Question: I am taking steroids to control another medical condition. Will taking the entire dose in the morning help minimize the side effects? Is there anything I can do to minimize the side effects?

Answer: If a steroid is given for a condition other than replacement for adrenal insufficiency, the dose is usually higher – the most commonly used steroid is prednisone which can be taken once a day. However, if the condition requires continuous steroid treatment (such as severe asthma), the drug should be taken as prescribed. If the steroid is hydrocortisone, this is shorter acting and should be given twice a day.
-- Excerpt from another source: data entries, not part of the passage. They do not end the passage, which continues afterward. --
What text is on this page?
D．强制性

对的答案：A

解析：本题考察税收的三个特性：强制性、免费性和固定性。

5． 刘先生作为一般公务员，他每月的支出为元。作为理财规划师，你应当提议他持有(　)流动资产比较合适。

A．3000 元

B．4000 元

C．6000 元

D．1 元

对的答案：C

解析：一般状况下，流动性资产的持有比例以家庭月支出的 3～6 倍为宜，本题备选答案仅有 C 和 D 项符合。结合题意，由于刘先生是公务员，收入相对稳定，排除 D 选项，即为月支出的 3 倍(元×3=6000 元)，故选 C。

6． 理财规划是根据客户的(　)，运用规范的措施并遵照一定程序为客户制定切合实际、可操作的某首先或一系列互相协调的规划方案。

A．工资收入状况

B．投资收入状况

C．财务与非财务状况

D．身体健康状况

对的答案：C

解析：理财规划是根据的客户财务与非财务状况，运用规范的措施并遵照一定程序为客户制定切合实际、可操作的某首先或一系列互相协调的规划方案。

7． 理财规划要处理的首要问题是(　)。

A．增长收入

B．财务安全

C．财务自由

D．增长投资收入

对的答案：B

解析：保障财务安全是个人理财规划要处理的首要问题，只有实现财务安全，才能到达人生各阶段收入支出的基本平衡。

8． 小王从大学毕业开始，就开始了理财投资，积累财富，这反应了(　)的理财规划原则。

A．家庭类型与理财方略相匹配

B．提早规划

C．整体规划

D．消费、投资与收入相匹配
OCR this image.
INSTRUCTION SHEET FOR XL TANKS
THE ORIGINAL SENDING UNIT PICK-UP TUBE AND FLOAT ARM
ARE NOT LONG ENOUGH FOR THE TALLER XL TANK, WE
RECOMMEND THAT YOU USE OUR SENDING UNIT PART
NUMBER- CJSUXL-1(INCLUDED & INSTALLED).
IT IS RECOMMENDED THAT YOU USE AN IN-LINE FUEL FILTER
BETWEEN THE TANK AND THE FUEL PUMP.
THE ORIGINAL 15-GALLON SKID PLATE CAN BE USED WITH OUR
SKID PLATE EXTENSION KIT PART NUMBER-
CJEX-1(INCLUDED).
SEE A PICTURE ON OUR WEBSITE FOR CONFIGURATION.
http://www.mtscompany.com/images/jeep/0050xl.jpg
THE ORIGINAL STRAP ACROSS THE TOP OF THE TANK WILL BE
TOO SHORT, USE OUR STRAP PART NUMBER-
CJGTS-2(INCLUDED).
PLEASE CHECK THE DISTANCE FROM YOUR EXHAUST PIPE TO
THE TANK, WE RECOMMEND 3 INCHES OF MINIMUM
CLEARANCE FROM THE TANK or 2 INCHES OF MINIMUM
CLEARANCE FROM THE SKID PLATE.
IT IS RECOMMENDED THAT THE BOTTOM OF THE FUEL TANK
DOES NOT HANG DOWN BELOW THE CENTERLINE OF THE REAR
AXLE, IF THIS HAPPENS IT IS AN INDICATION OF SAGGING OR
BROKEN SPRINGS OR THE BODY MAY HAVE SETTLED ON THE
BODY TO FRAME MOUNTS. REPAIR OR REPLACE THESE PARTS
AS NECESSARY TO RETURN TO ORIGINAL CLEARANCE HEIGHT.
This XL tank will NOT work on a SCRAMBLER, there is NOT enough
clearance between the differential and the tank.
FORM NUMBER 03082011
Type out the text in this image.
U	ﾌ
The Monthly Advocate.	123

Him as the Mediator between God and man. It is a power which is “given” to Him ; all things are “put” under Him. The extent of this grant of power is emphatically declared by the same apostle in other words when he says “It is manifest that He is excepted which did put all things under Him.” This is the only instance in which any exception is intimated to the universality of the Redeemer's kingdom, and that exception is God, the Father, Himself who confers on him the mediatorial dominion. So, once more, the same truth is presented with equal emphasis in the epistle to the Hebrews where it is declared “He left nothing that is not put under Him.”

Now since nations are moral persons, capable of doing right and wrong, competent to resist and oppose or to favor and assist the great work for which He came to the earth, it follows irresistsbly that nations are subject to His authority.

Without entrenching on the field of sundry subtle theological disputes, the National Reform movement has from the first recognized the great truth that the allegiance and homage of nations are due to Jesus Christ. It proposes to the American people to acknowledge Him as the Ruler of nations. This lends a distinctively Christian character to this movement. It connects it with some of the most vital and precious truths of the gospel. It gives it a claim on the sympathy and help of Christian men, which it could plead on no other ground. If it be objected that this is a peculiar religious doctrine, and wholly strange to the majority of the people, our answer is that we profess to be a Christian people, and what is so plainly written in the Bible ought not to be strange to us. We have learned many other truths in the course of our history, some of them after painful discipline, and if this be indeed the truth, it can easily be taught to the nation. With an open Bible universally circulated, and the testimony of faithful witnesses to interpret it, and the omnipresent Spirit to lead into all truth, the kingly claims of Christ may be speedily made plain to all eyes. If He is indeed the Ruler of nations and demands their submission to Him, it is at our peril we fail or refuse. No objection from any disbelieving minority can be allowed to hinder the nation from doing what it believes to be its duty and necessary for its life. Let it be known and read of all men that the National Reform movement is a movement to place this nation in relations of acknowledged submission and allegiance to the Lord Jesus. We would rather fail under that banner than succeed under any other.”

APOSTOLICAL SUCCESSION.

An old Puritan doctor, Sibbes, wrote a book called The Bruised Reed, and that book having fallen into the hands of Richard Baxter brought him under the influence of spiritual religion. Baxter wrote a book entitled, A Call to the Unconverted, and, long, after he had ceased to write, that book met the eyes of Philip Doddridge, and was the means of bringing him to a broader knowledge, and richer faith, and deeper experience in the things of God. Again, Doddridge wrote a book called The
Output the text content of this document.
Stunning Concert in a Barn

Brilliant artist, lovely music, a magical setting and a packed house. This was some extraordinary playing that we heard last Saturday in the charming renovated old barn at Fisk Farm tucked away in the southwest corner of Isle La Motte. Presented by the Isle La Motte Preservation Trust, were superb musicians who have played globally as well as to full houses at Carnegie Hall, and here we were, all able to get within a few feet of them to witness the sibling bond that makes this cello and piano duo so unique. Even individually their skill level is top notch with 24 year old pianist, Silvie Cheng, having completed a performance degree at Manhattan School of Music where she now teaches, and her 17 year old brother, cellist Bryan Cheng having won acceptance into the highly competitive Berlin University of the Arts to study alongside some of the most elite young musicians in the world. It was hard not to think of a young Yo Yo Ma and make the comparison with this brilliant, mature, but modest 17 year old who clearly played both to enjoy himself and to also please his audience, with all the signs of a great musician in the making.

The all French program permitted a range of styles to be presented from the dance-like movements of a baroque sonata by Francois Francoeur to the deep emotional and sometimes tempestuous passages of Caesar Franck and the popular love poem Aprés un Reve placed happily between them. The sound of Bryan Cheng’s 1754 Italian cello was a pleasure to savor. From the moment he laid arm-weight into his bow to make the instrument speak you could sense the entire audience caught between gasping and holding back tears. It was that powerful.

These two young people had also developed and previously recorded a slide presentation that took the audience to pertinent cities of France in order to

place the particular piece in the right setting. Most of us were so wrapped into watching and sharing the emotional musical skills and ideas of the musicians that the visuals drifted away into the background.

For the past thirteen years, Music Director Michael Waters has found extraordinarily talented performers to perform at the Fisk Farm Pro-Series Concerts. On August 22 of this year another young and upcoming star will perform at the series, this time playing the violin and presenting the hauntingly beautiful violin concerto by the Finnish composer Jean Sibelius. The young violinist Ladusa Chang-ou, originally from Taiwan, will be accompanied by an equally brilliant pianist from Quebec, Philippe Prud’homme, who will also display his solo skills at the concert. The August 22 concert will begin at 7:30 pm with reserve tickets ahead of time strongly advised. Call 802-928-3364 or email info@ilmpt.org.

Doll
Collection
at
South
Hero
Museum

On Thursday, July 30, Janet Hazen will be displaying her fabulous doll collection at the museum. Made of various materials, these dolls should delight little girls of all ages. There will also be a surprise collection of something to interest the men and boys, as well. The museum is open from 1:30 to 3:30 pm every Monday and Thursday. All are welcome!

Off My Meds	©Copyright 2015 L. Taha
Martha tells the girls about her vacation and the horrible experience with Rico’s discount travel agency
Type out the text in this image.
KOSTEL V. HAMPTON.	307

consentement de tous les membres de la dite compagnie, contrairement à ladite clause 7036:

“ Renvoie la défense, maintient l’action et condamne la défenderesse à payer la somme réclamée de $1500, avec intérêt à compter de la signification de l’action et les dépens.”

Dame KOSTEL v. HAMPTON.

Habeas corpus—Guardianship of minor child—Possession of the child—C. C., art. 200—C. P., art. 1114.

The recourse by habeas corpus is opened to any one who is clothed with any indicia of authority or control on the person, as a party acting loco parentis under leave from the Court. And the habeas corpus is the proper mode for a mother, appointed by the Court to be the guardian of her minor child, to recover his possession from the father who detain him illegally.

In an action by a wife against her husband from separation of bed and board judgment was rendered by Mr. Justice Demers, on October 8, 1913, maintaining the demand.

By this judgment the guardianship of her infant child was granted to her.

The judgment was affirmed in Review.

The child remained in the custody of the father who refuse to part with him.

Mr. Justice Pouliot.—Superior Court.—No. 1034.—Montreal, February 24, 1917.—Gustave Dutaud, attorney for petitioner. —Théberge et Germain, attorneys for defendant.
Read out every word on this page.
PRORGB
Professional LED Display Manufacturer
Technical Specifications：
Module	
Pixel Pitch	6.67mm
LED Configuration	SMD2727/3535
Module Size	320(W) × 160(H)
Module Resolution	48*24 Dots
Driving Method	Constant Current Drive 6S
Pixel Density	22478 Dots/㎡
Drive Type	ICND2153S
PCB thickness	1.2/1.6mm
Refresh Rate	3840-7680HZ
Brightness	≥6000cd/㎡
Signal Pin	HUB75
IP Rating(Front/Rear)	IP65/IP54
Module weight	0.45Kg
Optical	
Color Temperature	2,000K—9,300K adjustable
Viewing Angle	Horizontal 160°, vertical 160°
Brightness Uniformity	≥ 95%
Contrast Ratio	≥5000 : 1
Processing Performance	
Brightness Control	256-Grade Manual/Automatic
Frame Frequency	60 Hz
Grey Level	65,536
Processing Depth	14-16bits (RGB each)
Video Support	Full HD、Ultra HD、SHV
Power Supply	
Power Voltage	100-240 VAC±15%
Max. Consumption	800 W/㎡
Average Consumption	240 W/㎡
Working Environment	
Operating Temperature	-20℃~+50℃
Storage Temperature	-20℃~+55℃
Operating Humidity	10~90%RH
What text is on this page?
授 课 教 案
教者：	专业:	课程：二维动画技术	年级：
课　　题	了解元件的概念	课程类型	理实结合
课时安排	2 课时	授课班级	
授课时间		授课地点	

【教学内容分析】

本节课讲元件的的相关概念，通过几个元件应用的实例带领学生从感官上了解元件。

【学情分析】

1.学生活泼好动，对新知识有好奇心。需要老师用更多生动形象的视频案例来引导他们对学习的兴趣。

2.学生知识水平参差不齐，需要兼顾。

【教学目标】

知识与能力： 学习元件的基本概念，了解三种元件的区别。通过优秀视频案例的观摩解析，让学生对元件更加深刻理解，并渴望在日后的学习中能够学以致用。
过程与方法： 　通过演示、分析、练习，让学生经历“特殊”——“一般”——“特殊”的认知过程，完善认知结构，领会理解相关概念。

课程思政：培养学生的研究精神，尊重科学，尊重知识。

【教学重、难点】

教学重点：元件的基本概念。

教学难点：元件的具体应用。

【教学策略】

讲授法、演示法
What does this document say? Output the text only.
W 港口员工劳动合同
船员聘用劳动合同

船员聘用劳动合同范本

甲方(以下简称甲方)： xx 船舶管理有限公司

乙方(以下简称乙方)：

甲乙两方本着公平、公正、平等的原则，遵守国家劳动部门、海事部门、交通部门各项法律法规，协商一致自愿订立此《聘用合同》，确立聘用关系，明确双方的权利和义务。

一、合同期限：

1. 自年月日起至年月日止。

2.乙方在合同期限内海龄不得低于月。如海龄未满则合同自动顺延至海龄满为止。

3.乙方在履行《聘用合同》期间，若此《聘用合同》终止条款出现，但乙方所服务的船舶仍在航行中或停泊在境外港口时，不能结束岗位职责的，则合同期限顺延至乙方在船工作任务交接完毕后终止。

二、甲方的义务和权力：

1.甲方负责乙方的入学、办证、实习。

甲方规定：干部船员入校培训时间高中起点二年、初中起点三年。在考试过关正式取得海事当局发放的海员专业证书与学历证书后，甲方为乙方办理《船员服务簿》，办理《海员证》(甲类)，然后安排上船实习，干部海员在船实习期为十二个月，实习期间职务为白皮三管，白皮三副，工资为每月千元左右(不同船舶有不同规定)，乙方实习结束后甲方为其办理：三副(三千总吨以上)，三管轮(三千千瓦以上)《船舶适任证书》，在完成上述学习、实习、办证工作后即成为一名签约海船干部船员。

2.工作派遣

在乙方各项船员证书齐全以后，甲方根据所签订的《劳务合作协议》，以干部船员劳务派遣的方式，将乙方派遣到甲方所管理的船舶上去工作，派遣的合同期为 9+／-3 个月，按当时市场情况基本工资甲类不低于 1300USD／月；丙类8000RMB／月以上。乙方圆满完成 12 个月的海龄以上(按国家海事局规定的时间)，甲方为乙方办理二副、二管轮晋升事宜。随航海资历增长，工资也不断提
The frequency of administration is not the real issue, it is the dose of the steroid. The bottom line is the lowest effective dose of the steroid that controls the condition is the goal. To minimize the side effects of steroid medication: a healthy diet, with adequate protein, and regular exercise (swimming is a good idea,; minimizes effect on joints), a multiivitamin, calcium and vitamin D (to reduce the risk of bone loss and osteoporosis), trying to control the increase in appetite caused by steroid therapy (very difficult) and the resulting weight gain. The bottom line is that a steroid may be necessary to treat several disorders and there are negative consequences, particularly on muscle mass and muscle function and on bone density. If a patient requires long term steroid treatment, it is a good idea to have a bone density study (DEXA) and if there is bone loss, treatment for this is available and a good idea. If a patient requires chronic steroid treatment (several months), this causes the pituitary gland and the adrenal glands to stop producing necessary hormones (ACTH, cortisol) that are necessary for life. It is important that the steroid not be stopped abruptly because this can be life-threatening. If the plan is to discontinue the steroid, it should be done gradually over weeks or months (depending on the medical condition and the dose of steroid) and supervised by a physician who is familiar with withdrawing steroid treatment.